Sie zeigt, daß die Deutschen, wie andere Völker auch, nie „reinrassig“ waren. Das deutsche Volk, so wie es in tausend Jahren zusammenwuchs, setzt sich zu etwa 60 Prozent aus Abkömmlingen germanischer und bis zu 40 Prozent aus Angehörigen slawischer Stämme zusammen. Diese haben stets auch kleinere oder größere Teile der Nachbarvölker aufgenommen, integriert und assimiliert, an die meist nur noch Familiennamen erinnern. 

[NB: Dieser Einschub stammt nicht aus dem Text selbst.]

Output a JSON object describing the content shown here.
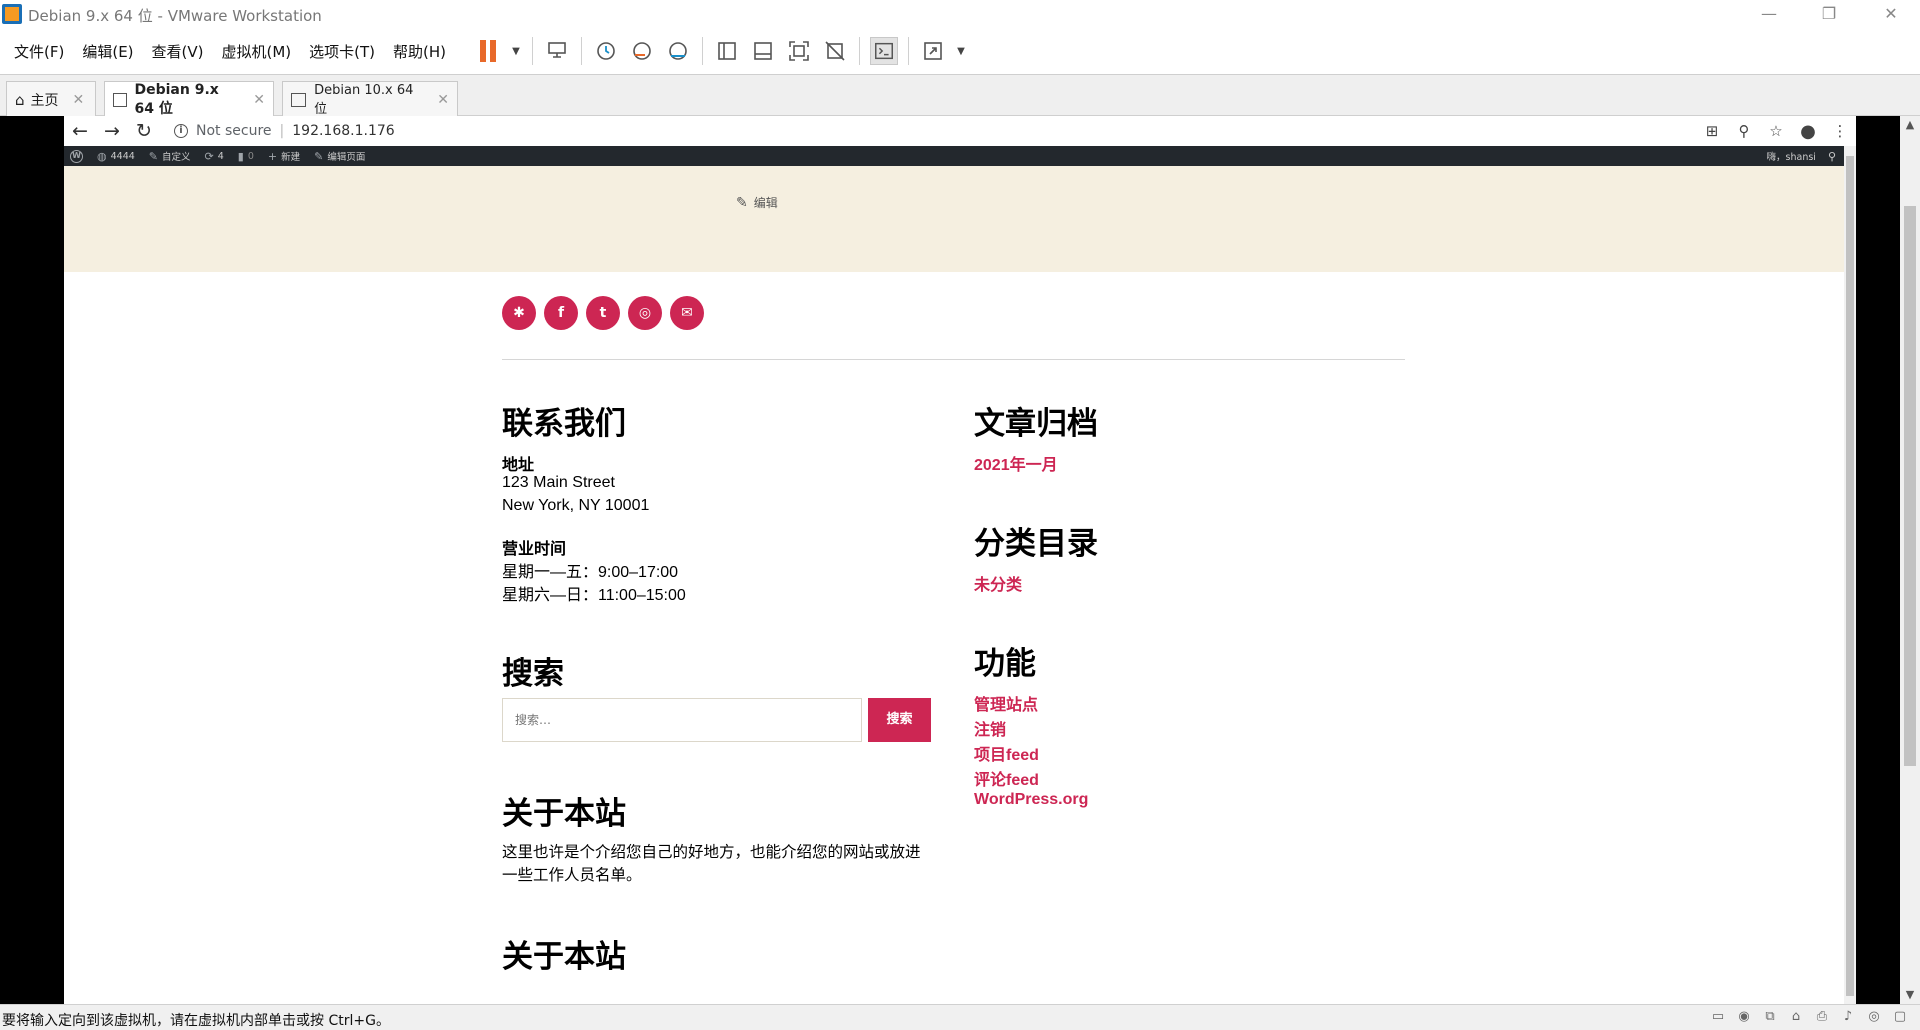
{
  "window": {
    "title": "Debian 9.x 64 位 - VMware Workstation",
    "minimize": "—",
    "maximize": "❐",
    "close": "✕"
  },
  "menu": [
    "文件(F)",
    "编辑(E)",
    "查看(V)",
    "虚拟机(M)",
    "选项卡(T)",
    "帮助(H)"
  ],
  "vm_tabs": [
    {
      "label": "主页",
      "close": "✕"
    },
    {
      "label": "Debian 9.x 64 位",
      "close": "✕"
    },
    {
      "label": "Debian 10.x 64 位",
      "close": "✕"
    }
  ],
  "browser": {
    "security": "Not secure",
    "url": "192.168.1.176"
  },
  "wp_admin_bar": {
    "site": "4444",
    "customize": "自定义",
    "updates": "4",
    "comments": "0",
    "new": "新建",
    "edit_page": "编辑页面",
    "user": "嗨，shansi"
  },
  "page": {
    "edit_link": "编辑",
    "contact": {
      "title": "联系我们",
      "address_label": "地址",
      "address_line1": "123 Main Street",
      "address_line2": "New York, NY 10001",
      "hours_label": "营业时间",
      "hours_line1": "星期一—五：9:00–17:00",
      "hours_line2": "星期六—日：11:00–15:00"
    },
    "search": {
      "title": "搜索",
      "placeholder": "搜索…",
      "button": "搜索"
    },
    "about1": {
      "title": "关于本站",
      "text": "这里也许是个介绍您自己的好地方，也能介绍您的网站或放进一些工作人员名单。"
    },
    "about2": {
      "title": "关于本站"
    },
    "archives": {
      "title": "文章归档",
      "items": [
        "2021年一月"
      ]
    },
    "categories": {
      "title": "分类目录",
      "items": [
        "未分类"
      ]
    },
    "meta": {
      "title": "功能",
      "items": [
        "管理站点",
        "注销",
        "项目feed",
        "评论feed",
        "WordPress.org"
      ]
    }
  },
  "status": {
    "message": "要将输入定向到该虚拟机，请在虚拟机内部单击或按 Ctrl+G。"
  },
  "colors": {
    "accent": "#cd2653",
    "beige": "#f5efe0",
    "admin_bar": "#23282d"
  }
}
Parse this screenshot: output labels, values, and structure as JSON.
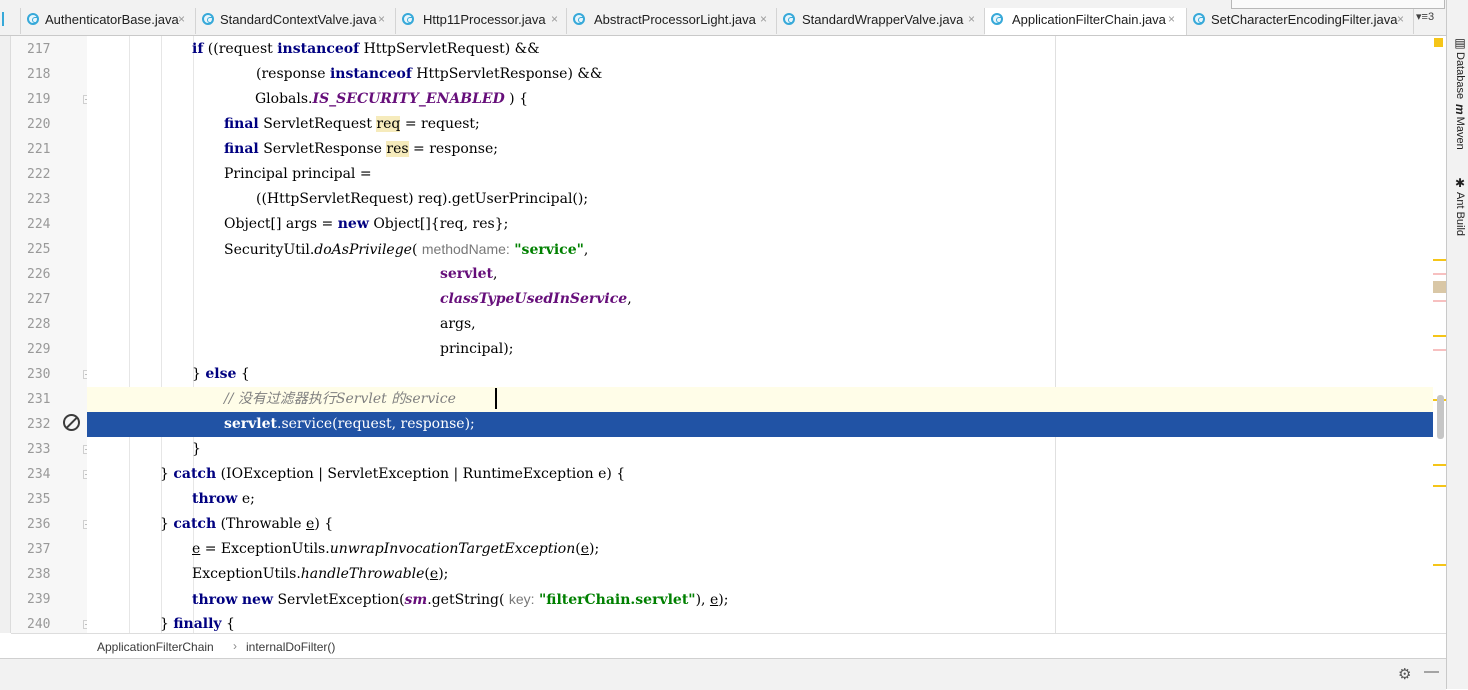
{
  "tabs": [
    {
      "label": "AuthenticatorBase.java",
      "active": false
    },
    {
      "label": "StandardContextValve.java",
      "active": false
    },
    {
      "label": "Http11Processor.java",
      "active": false
    },
    {
      "label": "AbstractProcessorLight.java",
      "active": false
    },
    {
      "label": "StandardWrapperValve.java",
      "active": false
    },
    {
      "label": "ApplicationFilterChain.java",
      "active": true
    },
    {
      "label": "SetCharacterEncodingFilter.java",
      "active": false
    }
  ],
  "tab_close": "×",
  "tab_overflow": "▾≡3",
  "line_numbers": [
    "217",
    "218",
    "219",
    "220",
    "221",
    "222",
    "223",
    "224",
    "225",
    "226",
    "227",
    "228",
    "229",
    "230",
    "231",
    "232",
    "233",
    "234",
    "235",
    "236",
    "237",
    "238",
    "239",
    "240"
  ],
  "code": {
    "l217": [
      "if",
      " ((request ",
      "instanceof",
      " HttpServletRequest) &&"
    ],
    "l218": [
      "(response ",
      "instanceof",
      " HttpServletResponse) &&"
    ],
    "l219": [
      "Globals.",
      "IS_SECURITY_ENABLED",
      " ) {"
    ],
    "l220": [
      "final",
      " ServletRequest ",
      "req",
      " = request;"
    ],
    "l221": [
      "final",
      " ServletResponse ",
      "res",
      " = response;"
    ],
    "l222": [
      "Principal principal ="
    ],
    "l223": [
      "((HttpServletRequest) req).getUserPrincipal();"
    ],
    "l224": [
      "Object[] args = ",
      "new",
      " Object[]{req, res};"
    ],
    "l225": [
      "SecurityUtil.",
      "doAsPrivilege",
      "( ",
      "methodName:",
      " ",
      "\"service\"",
      ","
    ],
    "l226": [
      "servlet",
      ","
    ],
    "l227": [
      "classTypeUsedInService",
      ","
    ],
    "l228": [
      "args,"
    ],
    "l229": [
      "principal);"
    ],
    "l230": [
      "} ",
      "else",
      " {"
    ],
    "l231": [
      "// 没有过滤器执行Servlet 的service"
    ],
    "l232": [
      "servlet",
      ".service(request, response);"
    ],
    "l233": [
      "}"
    ],
    "l234": [
      "} ",
      "catch",
      " (IOException | ServletException | RuntimeException e) {"
    ],
    "l235": [
      "throw",
      " e;"
    ],
    "l236": [
      "} ",
      "catch",
      " (Throwable ",
      "e",
      ") {"
    ],
    "l237": [
      "e",
      " = ExceptionUtils.",
      "unwrapInvocationTargetException",
      "(",
      "e",
      ");"
    ],
    "l238": [
      "ExceptionUtils.",
      "handleThrowable",
      "(",
      "e",
      ");"
    ],
    "l239": [
      "throw",
      " ",
      "new",
      " ServletException(",
      "sm",
      ".getString( ",
      "key:",
      " ",
      "\"filterChain.servlet\"",
      "), ",
      "e",
      ");"
    ],
    "l240": [
      "} ",
      "finally",
      " {"
    ]
  },
  "right_tools": [
    {
      "label": "Database",
      "icon": "database-icon",
      "glyph": "▤"
    },
    {
      "label": "Maven",
      "icon": "maven-icon",
      "glyph": "m"
    },
    {
      "label": "Ant Build",
      "icon": "ant-icon",
      "glyph": "✱"
    }
  ],
  "breadcrumb": {
    "class_name": "ApplicationFilterChain",
    "separator": "›",
    "method_name": "internalDoFilter()"
  },
  "bottom": {
    "gear_glyph": "⚙",
    "minimize_glyph": "—"
  },
  "colors": {
    "keyword": "#000080",
    "string": "#008000",
    "field": "#660e7a",
    "comment": "#808080",
    "selection": "#2153a5",
    "caret_line": "#fffde8"
  }
}
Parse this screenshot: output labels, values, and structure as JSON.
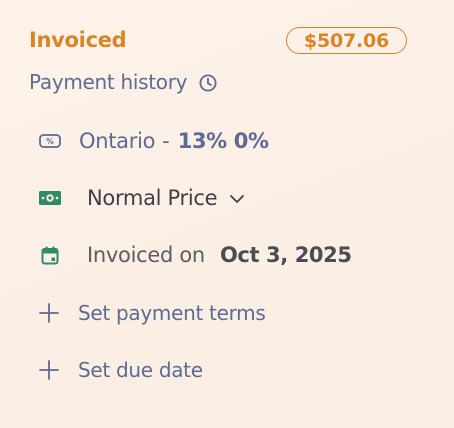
{
  "header": {
    "status": "Invoiced",
    "amount": "$507.06"
  },
  "payment_history": {
    "label": "Payment history",
    "icon": "clock-icon"
  },
  "tax": {
    "icon": "percent-tag-icon",
    "region": "Ontario",
    "separator": "-",
    "rates": "13% 0%"
  },
  "price_list": {
    "icon": "banknote-icon",
    "label": "Normal Price",
    "dropdown_icon": "chevron-down-icon"
  },
  "invoiced_on": {
    "icon": "calendar-icon",
    "label": "Invoiced on",
    "date": "Oct 3, 2025"
  },
  "actions": {
    "payment_terms": "Set payment terms",
    "due_date": "Set due date"
  },
  "colors": {
    "accent": "#d98525",
    "link": "#5d6a94",
    "green": "#2f8a6a"
  }
}
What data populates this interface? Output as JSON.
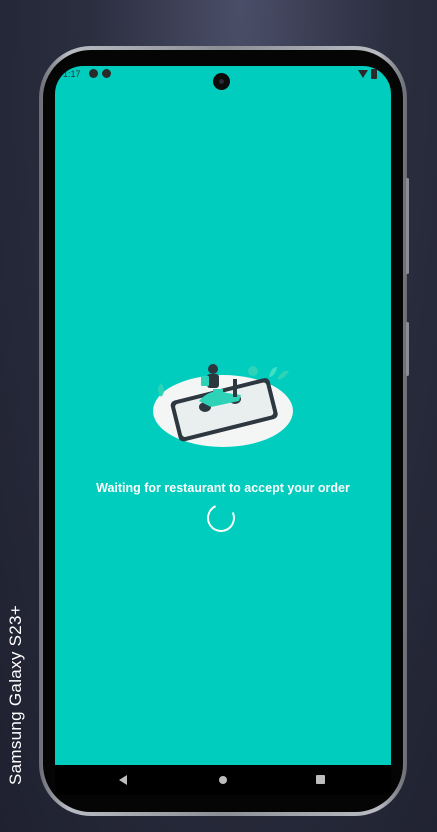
{
  "device": {
    "label": "Samsung Galaxy  S23+"
  },
  "status_bar": {
    "time": "1:17",
    "icons": [
      "notification-icon",
      "app-icon",
      "wifi-icon",
      "battery-icon"
    ]
  },
  "colors": {
    "screen_background": "#00cdbd",
    "illustration_accent": "#2ed3b7",
    "text": "#ffffff"
  },
  "main": {
    "illustration": "scooter-delivery-illustration",
    "status_message": "Waiting for restaurant to accept your order",
    "loading_indicator": "spinner"
  },
  "navigation_bar": {
    "buttons": [
      "back",
      "home",
      "recents"
    ]
  }
}
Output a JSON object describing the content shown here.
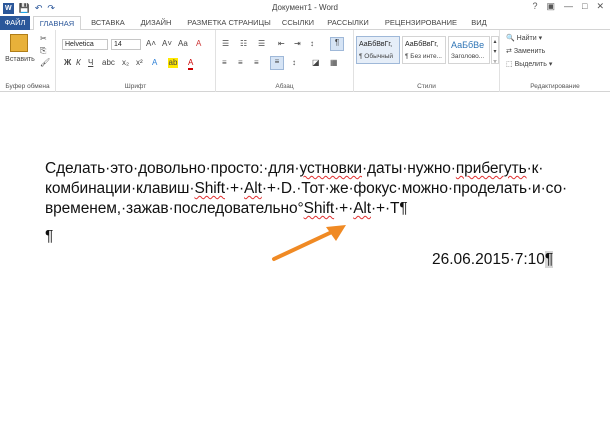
{
  "window": {
    "title": "Документ1 - Word"
  },
  "qat": {
    "save": "💾",
    "undo": "↶",
    "redo": "↷"
  },
  "tabs": {
    "file": "ФАЙЛ",
    "home": "ГЛАВНАЯ",
    "insert": "ВСТАВКА",
    "design": "ДИЗАЙН",
    "layout": "РАЗМЕТКА СТРАНИЦЫ",
    "refs": "ССЫЛКИ",
    "mail": "РАССЫЛКИ",
    "review": "РЕЦЕНЗИРОВАНИЕ",
    "view": "ВИД"
  },
  "ribbon": {
    "clipboard": {
      "paste": "Вставить",
      "label": "Буфер обмена"
    },
    "font": {
      "name": "Helvetica",
      "size": "14",
      "bold": "Ж",
      "italic": "К",
      "underline": "Ч",
      "label": "Шрифт"
    },
    "paragraph": {
      "label": "Абзац"
    },
    "styles": {
      "items": [
        {
          "preview": "АаБбВвГг,",
          "name": "¶ Обычный"
        },
        {
          "preview": "АаБбВвГг,",
          "name": "¶ Без инте..."
        },
        {
          "preview": "АаБбВе",
          "name": "Заголово..."
        }
      ],
      "label": "Стили"
    },
    "editing": {
      "find": "Найти",
      "replace": "Заменить",
      "select": "Выделить",
      "label": "Редактирование"
    }
  },
  "document": {
    "seg1": "Сделать·это·довольно·просто:·для·",
    "w1": "устновки",
    "seg2": "·даты·нужно·",
    "w2": "прибегуть",
    "seg3": "·к·",
    "seg4": "комбинации·клавиш·",
    "w3": "Shift",
    "seg5": "·+·",
    "w4": "Alt",
    "seg6": "·+·D.·Тот·же·фокус·можно·проделать·и·со·",
    "seg7": "временем,·зажав·последовательно°",
    "w5": "Shift",
    "seg8": "·+·",
    "w6": "Alt",
    "seg9": "·+·T¶",
    "empty_para": "¶",
    "date": "26.06.2015·7:10",
    "date_mark": "¶"
  },
  "colors": {
    "accent": "#2b579a",
    "arrow": "#f08a24",
    "spell": "#e03030"
  }
}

Beispiele sind die französischen Hugenotten (Fontane, de Maizière), aber auch Litauer im östlichen Ostpreußen mit meist auf -at oder -eit endenden Namen (Urbschat, Abromeit), die man nach der Vertreibung in ganz Rest-Deutschland findet. Dazu kommen Polen (Namen mit der Endung ski, aber auch andere) sowie Tschechen, Dänen und viele mehr. Sie alle sind schon seit Jahrhunderten assimiliert und fühlen sich zu Recht längst als Deutsche. 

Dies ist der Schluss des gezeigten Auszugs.